Two key issues arise when using this research design to explore bias caused by poor linkage quality. Firstly, the approach focusses only on false negative errors (records which incorrectly did not find a match) and does not consider the issue of false positive errors, an equally important type of linkage error. By only reporting on one of the two error types, we cannot gain an accurate understanding of the relationship between linkage quality and sociodemographic factors.
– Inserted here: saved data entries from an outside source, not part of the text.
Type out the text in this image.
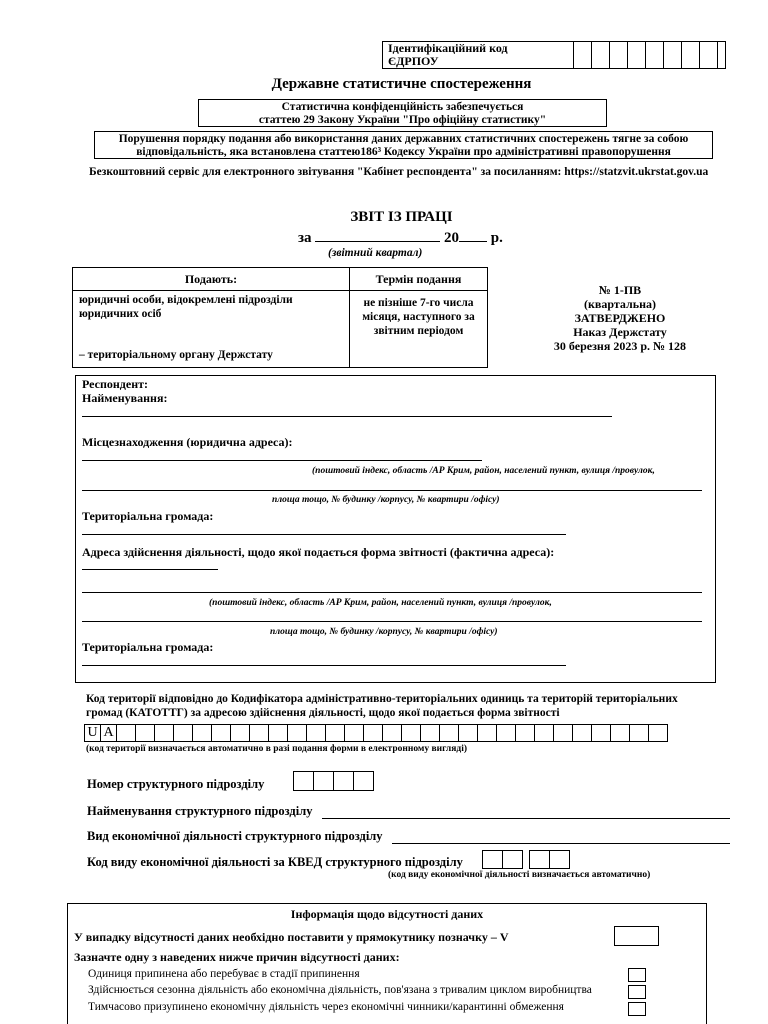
Ідентифікаційний код
ЄДРПОУ
Державне статистичне спостереження
Статистична конфіденційність забезпечується
статтею 29 Закону України "Про офіційну статистику"
Порушення порядку подання або використання даних державних статистичних спостережень тягне за собою
відповідальність, яка встановлена статтею186³ Кодексу України про адміністративні правопорушення
Безкоштовний сервіс для електронного звітування "Кабінет респондента" за посиланням: https://statzvit.ukrstat.gov.ua
ЗВІТ ІЗ ПРАЦІ
за	20 р.
(звітний квартал)
Подають:	Термін подання
юридичні особи, відокремлені підрозділи юридичних осіб
– територіальному органу Держстату
не пізніше 7-го числа місяця, наступного за звітним періодом
№ 1-ПВ
(квартальна)
ЗАТВЕРДЖЕНО
Наказ Держстату
30 березня 2023 р. № 128
Респондент:
Найменування:
Місцезнаходження (юридична адреса):
(поштовий індекс, область /АР Крим, район, населений пункт, вулиця /провулок,
площа тощо, № будинку /корпусу, № квартири /офісу)
Територіальна громада:
Адреса здійснення діяльності, щодо якої подається форма звітності (фактична адреса):
(поштовий індекс, область /АР Крим, район, населений пункт, вулиця /провулок,
площа тощо, № будинку /корпусу, № квартири /офісу)
Територіальна громада:
Код території відповідно до Кодифікатора адміністративно-територіальних одиниць та територій територіальних
громад (КАТОТТГ) за адресою здійснення діяльності, щодо якої подається форма звітності
U A
(код території визначається автоматично в разі подання форми в електронному вигляді)
Номер структурного підрозділу
Найменування структурного підрозділу
Вид економічної діяльності структурного підрозділу
Код виду економічної діяльності за КВЕД структурного підрозділу
(код виду економічної діяльності визначається автоматично)
Інформація щодо відсутності даних
У випадку відсутності даних необхідно поставити у прямокутнику позначку – V
Зазначте одну з наведених нижче причин відсутності даних:
Одиниця припинена або перебуває в стадії припинення
Здійснюється сезонна діяльність або економічна діяльність, пов'язана з тривалим циклом виробництва
Тимчасово призупинено економічну діяльність через економічні чинники/карантинні обмеження
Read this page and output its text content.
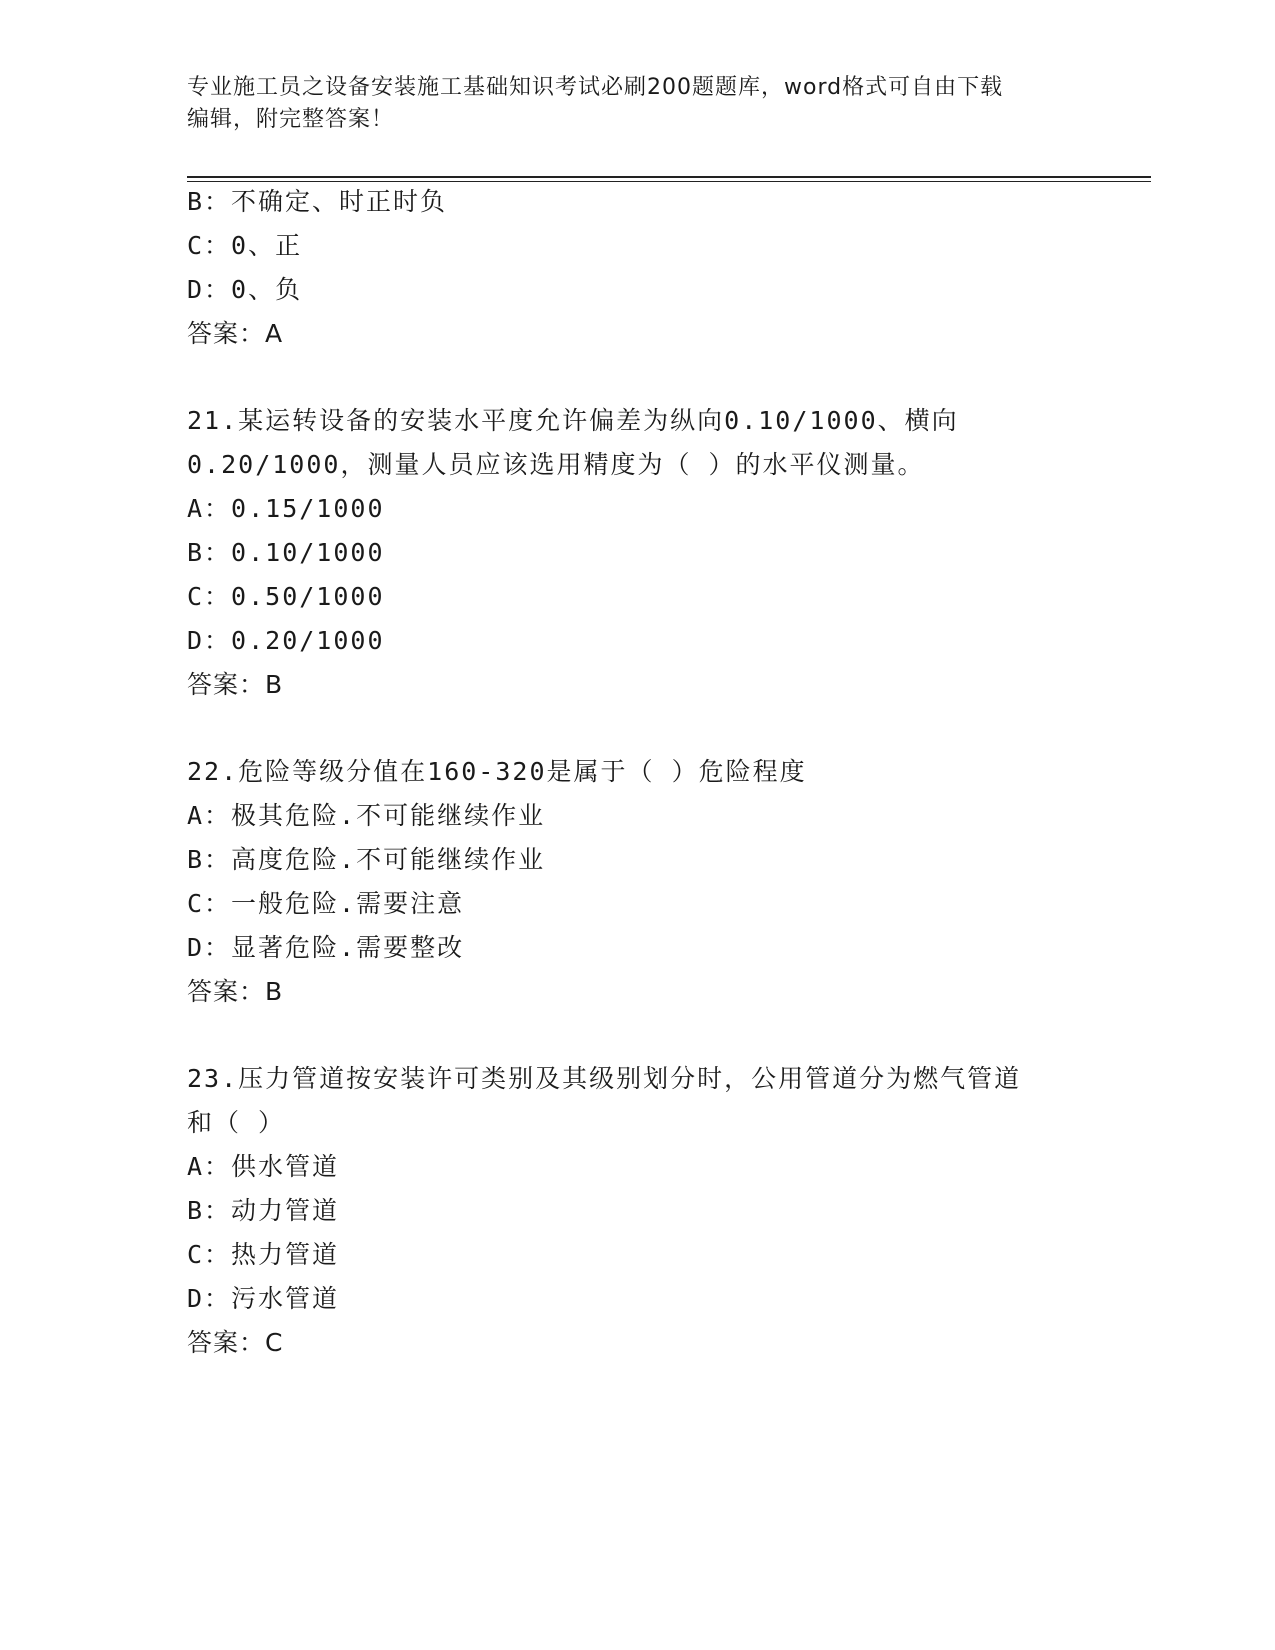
专业施工员之设备安装施工基础知识考试必刷200题题库，word格式可自由下载
编辑，附完整答案！
B：不确定、时正时负
C：0、正
D：0、负
答案：A
21.某运转设备的安装水平度允许偏差为纵向0.10/1000、横向
0.20/1000，测量人员应该选用精度为（ ）的水平仪测量。
A：0.15/1000
B：0.10/1000
C：0.50/1000
D：0.20/1000
答案：B
22.危险等级分值在160-320是属于（ ）危险程度
A：极其危险.不可能继续作业
B：高度危险.不可能继续作业
C：一般危险.需要注意
D：显著危险.需要整改
答案：B
23.压力管道按安装许可类别及其级别划分时，公用管道分为燃气管道
和（ ）
A：供水管道
B：动力管道
C：热力管道
D：污水管道
答案：C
A second and more fundamental problem in comparing sociodemographic subgroups using this methodology is that we often cannot distinguish whether an individual is unmatched due to linkage quality error, or due to the fact that these matched records do not exist. In many of these cases, differences in linkage bias arise from differences in subgroup data capture. Such differences can be expected to be highly dataset dependent. For example, in a recent US study linking a clinical surgical registry to US Medicare inpatient claims, the unmatched individuals in the clinical surgical registry were more likely to be those who did not have coverage under Medicare, rather than individual whose correct match could not be found [25]. Consequently, differences in matched and unmatched individuals likely reflect the demographics of those who are/are not covered under Medicare. Similarly, in a linkage of a survey cohort to a maternity registry, unmatched records were typically the result of individuals moving outside of the maternity registry catchment area, rather than the result of errors in the linkage process [22]. As such, any found bias is more likely to reflect the different demographics of individuals who emigrate, rather than reflect linkage quality issues.
In this paper, we attempt to address these methodological shortcomings through the use of an alternate research design. Four large, real-world Australian administrative datasets were de-duplicated, with results and compared to an available ‘truth-set’, allowing comparison of both false positive and false negative errors.